In Bezug auf die zivilen Lebensgemeinschaften zwischen homosexuellen Personen [von Franziskus gebilligt, insbesondere in dem Dokumentarfilm Francesco, Oktober 2020] erinnert Josef Seifert: „Die Aussage von Franziskus, dass die zivilen Lebensgemeinschaften von Homosexuellen gefördert werden sollen, widerspricht direkt den klaren Aussagen des kirchlichen Lehramts (Vgl. die Erwägungen zu den Plänen für die rechtliche Anerkennung des Zusammenlebens von homosexuellen Personen vom 3. Juni 2003, veröffentlicht unter dem Pontifikat von Johannes Paul II). Vor allem aber widerspricht sie der Heiligen Schrift und der gesamten Tradition der Kirche! Sollten Sie alle, Kardinäle, wie Bischof Athanasius Schneider es in aller Deutlichkeit getan hat, nicht einen wahren Akt der Liebe für den Papst vollziehen und dies öffentlich und so klar und deutlich zum Ausdruck bringen, wie er es getan hat, mit aller gebotenen Klarheit?“  

Josef Seifert warnt: „Ist es nicht klar, dass ein zukünftiger Papst diese Lehre aus Abu Dhabi, die Franziskus an alle katholischen Seminare und Fakultäten schickt, als abtrünnig verurteilen muss? Wie kann die Kirche das Anathema gegen Papst Honorius wegen einer unendlich geringeren Abweichung vom Glauben rechtfertigen und ihn verurteilen, wenn sie solche skandalösen Aussagen nicht verurteilt? 
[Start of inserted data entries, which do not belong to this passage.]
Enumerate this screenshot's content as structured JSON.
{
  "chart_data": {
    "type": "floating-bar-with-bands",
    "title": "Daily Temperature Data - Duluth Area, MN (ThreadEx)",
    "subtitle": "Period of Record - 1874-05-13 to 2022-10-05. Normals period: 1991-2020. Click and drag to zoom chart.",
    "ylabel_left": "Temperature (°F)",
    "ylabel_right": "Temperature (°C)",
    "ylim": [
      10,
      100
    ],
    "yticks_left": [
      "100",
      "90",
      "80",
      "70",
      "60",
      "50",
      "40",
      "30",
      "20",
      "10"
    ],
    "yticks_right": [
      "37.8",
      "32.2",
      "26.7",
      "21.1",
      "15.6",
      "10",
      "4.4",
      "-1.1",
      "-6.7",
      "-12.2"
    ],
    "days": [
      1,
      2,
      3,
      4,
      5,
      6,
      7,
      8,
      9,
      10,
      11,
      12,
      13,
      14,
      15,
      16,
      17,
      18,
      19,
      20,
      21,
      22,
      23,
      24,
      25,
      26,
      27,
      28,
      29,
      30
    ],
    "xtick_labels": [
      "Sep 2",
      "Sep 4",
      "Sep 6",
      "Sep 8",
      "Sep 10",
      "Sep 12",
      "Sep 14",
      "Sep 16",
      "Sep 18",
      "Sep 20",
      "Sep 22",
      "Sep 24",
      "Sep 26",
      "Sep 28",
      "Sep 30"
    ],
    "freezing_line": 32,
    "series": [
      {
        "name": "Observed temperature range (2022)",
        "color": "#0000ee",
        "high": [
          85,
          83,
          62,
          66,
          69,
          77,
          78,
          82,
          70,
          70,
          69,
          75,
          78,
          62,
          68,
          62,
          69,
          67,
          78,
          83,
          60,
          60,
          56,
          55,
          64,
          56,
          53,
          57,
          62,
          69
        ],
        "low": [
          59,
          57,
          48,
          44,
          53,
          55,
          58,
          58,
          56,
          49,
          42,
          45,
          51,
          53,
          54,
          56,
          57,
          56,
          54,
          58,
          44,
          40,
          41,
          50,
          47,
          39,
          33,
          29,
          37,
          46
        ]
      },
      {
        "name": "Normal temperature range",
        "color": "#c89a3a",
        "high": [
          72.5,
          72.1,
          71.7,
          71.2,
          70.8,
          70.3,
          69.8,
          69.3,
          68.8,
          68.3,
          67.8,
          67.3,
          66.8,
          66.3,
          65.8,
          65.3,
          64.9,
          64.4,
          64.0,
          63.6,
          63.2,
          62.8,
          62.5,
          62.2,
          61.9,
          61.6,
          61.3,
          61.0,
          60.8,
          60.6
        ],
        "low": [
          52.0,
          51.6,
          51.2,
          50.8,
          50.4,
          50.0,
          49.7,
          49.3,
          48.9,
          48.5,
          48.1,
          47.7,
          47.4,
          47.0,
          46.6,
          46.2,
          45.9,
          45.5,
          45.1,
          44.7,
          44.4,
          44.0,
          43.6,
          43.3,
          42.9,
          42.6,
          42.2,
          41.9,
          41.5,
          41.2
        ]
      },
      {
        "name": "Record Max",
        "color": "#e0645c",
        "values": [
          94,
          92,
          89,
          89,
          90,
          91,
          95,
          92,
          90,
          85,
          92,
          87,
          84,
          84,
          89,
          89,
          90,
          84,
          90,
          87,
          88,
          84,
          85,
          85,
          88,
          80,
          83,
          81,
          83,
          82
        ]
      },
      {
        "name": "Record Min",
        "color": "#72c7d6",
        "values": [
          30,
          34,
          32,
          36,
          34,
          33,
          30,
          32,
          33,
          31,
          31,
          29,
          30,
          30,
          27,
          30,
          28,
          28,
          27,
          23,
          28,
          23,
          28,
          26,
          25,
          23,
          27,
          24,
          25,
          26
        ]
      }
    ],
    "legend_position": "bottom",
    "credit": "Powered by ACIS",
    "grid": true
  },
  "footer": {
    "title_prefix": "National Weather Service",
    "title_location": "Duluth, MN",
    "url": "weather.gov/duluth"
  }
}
Sollten nicht alle Kardinäle wie ein Mann an den Papst schreiben und ihn auffordern, diese apostatische Erklärung zurückzuziehen? Sollten Sie nicht vor dem Moment zittern, in dem Christus Sie fragen wird, wie Sie seinen feierlichen Missionsauftrag erfüllen konnten, ohne gegen die Erklärung von Abu Dhabi zu protestieren, die das teuflische Gegenteil der Worte Jesu sagt?“ 

Bereit sein, bedingungslos für den wahren Glauben einzutreten 

Abschließend betont der österreichische Wissenschaftler: „Hätten nicht alle Kardinäle mit Kardinal Caffarra und den drei anderen Kardinälen der Dubia übereinstimmen und diese Klarstellung fordern sollen, um so dem Papst zu helfen, die Wahrheit zu verkünden? Hätten nicht alle Kardinäle wie ein Mann aufstehen und die brüderliche Korrektur unterstützen müssen, die Kardinal Burke zwar angekündigt, aber nie durchgeführt hat? [...] 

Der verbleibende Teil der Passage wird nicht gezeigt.